US opposes New Human Rights Council
Monday, 27 February 2006
The US has announced its opposition to the proposed new UN Human Rights Council, putting the US administration on a collision course with many UN members, key human rights groups, and a dozen Nobel peace laureates.

US Ambassador John Bolton said that the US will vote against the latest proposal for the council unless negotiations are reopened to address what it views as serious deficiencies, especially the chance that countries abusing human rights can become members.

General Assembly President Jan Eliasson and Secretary-General Kofi Annan both indicated they want to see action on the draft resolution and no new negotiations.

At stake is whether the compromise proposal by Eliasson to revamp the widely criticised and highly politicised Human Rights Commission with a new Human Rights Council significantly improves the UN's human rights machinery.

Bolton told reporters that it was "unacceptable". Supporters, including Secretary-General Kofi Annan, former US president Jimmy Carter and Archbishop Desmond Tutu, said it is a significant improvement and should be approved even though it doesn't go as far as many of them wanted.

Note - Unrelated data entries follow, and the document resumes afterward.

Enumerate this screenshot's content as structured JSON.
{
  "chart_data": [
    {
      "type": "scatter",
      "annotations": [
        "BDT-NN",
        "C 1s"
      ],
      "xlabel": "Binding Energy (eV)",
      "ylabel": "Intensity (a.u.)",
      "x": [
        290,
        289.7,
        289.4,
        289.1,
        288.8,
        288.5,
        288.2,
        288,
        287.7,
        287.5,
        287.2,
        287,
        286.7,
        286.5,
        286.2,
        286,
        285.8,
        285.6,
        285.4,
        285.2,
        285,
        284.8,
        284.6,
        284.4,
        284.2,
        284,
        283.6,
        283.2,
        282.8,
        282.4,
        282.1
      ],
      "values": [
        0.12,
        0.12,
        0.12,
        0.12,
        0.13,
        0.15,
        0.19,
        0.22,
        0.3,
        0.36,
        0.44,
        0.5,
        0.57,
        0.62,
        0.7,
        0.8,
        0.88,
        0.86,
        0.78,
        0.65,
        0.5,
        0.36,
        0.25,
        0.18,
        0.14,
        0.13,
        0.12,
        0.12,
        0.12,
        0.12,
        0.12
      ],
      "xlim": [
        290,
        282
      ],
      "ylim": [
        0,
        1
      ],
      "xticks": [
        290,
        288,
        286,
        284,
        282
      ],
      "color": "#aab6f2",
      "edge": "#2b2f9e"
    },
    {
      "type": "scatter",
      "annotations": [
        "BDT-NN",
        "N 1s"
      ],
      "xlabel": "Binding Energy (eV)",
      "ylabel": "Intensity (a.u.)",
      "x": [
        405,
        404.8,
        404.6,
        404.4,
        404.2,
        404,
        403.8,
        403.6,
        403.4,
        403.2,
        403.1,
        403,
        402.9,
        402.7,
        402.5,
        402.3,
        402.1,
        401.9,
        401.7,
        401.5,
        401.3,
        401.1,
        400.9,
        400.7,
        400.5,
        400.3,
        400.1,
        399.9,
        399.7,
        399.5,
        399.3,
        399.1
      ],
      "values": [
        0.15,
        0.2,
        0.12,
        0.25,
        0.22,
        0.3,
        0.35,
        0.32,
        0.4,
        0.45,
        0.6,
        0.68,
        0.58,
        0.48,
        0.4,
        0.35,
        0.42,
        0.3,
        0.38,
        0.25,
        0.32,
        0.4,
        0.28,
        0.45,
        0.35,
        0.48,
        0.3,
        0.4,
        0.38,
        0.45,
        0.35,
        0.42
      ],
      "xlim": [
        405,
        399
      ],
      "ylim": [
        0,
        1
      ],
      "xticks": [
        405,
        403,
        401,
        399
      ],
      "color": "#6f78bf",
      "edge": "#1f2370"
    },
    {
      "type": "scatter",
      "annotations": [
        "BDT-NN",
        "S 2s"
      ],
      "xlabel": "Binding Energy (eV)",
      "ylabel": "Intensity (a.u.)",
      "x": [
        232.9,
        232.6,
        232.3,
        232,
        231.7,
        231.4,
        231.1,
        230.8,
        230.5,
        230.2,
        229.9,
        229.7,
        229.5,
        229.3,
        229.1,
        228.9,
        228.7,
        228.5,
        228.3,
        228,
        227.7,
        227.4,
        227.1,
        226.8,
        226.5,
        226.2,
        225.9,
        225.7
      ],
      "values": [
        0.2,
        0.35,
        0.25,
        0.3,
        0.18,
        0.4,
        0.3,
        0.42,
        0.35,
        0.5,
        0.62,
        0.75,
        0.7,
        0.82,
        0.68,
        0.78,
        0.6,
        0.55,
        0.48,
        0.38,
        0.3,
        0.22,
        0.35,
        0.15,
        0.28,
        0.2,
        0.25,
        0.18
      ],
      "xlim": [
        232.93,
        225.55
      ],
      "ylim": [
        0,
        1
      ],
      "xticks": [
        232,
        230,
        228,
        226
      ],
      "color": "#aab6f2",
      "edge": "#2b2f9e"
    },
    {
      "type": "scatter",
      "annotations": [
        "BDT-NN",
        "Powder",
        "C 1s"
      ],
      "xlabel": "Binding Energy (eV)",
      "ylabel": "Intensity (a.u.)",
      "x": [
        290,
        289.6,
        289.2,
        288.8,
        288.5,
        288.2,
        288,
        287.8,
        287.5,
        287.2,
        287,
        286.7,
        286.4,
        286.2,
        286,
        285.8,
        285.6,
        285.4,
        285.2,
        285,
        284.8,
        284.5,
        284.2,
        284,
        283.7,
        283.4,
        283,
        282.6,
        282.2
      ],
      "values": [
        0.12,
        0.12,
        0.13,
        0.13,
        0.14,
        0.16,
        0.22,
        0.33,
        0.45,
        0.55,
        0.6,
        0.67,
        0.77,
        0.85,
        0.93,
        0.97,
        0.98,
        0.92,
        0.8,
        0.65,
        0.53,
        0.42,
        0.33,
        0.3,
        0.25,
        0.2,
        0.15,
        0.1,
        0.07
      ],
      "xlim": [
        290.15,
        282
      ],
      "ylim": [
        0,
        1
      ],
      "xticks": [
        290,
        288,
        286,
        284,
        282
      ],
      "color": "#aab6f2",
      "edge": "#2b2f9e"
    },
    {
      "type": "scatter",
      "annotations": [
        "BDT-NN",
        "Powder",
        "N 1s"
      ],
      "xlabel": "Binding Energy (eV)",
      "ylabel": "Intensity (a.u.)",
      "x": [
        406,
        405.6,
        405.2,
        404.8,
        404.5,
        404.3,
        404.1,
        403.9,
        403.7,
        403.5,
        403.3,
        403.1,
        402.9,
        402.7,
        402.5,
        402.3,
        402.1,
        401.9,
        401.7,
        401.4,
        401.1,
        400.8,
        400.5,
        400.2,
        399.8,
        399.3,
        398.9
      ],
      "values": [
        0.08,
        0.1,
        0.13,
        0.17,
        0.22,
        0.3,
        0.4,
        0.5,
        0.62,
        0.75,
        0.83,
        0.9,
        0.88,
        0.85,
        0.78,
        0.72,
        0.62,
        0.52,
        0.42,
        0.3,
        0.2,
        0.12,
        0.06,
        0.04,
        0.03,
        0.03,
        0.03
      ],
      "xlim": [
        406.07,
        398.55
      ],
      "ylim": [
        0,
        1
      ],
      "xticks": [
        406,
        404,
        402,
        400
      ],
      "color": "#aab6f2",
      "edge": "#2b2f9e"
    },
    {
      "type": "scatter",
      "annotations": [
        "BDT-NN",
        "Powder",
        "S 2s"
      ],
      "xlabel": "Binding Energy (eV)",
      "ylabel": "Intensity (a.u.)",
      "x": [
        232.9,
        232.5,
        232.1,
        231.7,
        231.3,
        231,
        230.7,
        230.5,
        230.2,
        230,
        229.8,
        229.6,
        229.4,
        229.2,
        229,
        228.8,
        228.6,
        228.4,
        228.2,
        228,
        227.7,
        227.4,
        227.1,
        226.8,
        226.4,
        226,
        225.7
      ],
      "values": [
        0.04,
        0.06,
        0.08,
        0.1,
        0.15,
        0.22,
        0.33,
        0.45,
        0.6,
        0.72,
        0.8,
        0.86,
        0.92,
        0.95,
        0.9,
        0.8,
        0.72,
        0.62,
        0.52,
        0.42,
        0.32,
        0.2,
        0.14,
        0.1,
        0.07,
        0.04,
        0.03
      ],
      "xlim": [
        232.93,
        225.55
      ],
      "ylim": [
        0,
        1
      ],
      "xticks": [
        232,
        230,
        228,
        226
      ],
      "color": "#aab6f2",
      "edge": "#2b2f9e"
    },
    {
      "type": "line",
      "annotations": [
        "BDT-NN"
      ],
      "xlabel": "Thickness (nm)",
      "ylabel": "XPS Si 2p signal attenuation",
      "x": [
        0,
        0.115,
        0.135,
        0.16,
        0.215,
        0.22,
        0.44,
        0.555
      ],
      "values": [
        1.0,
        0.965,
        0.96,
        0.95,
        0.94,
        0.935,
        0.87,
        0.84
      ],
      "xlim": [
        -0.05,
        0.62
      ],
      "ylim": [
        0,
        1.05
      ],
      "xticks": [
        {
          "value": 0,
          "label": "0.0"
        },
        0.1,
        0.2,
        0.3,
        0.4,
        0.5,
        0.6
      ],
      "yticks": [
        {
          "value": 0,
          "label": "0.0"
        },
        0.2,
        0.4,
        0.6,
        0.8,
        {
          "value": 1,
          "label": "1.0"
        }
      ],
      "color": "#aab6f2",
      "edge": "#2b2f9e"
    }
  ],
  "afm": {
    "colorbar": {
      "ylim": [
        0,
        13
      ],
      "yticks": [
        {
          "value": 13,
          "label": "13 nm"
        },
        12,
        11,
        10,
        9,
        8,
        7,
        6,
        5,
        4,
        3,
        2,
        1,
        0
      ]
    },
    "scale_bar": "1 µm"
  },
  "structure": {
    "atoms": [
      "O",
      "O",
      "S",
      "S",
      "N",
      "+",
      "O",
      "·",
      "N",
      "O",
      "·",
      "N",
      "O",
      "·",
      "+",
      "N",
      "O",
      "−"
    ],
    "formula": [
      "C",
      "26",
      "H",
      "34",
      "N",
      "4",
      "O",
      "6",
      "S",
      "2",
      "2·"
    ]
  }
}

The Geneva-based Human Rights Commission has been attacked for allowing some of the worst-offending countries to use their membership to protect one another from condemnation or to criticise others. In recent years, commission members have included Sudan, Libya, Zimbabwe and Cuba.

A primary US goal in the negotiations has been to ensure that human rights offenders are barred from membership on a new council. It wants a permanent body of 30 members chosen primarily for their commitment to human rights that would deal with major rights violations.

Under Eliasson's proposal, the 53-member Human Rights Commission would be replaced by a 47-member Human Rights Council that would be elected by an absolute majority of the 191-member General Assembly, which would equate to 96 members. The United States, Annan, and human rights campaigners wanted a two-thirds majority to try to keep countries abusing human rights off, but faced strong opposition, especially from developing countries.

US Secretary of State Condoleezza Rice has called Annan and they discussed the Human Rights Council, UN deputy spokeswoman Marie Okabe said.

She had no details, but presumably Rice informed the secretary-general of the US opposition.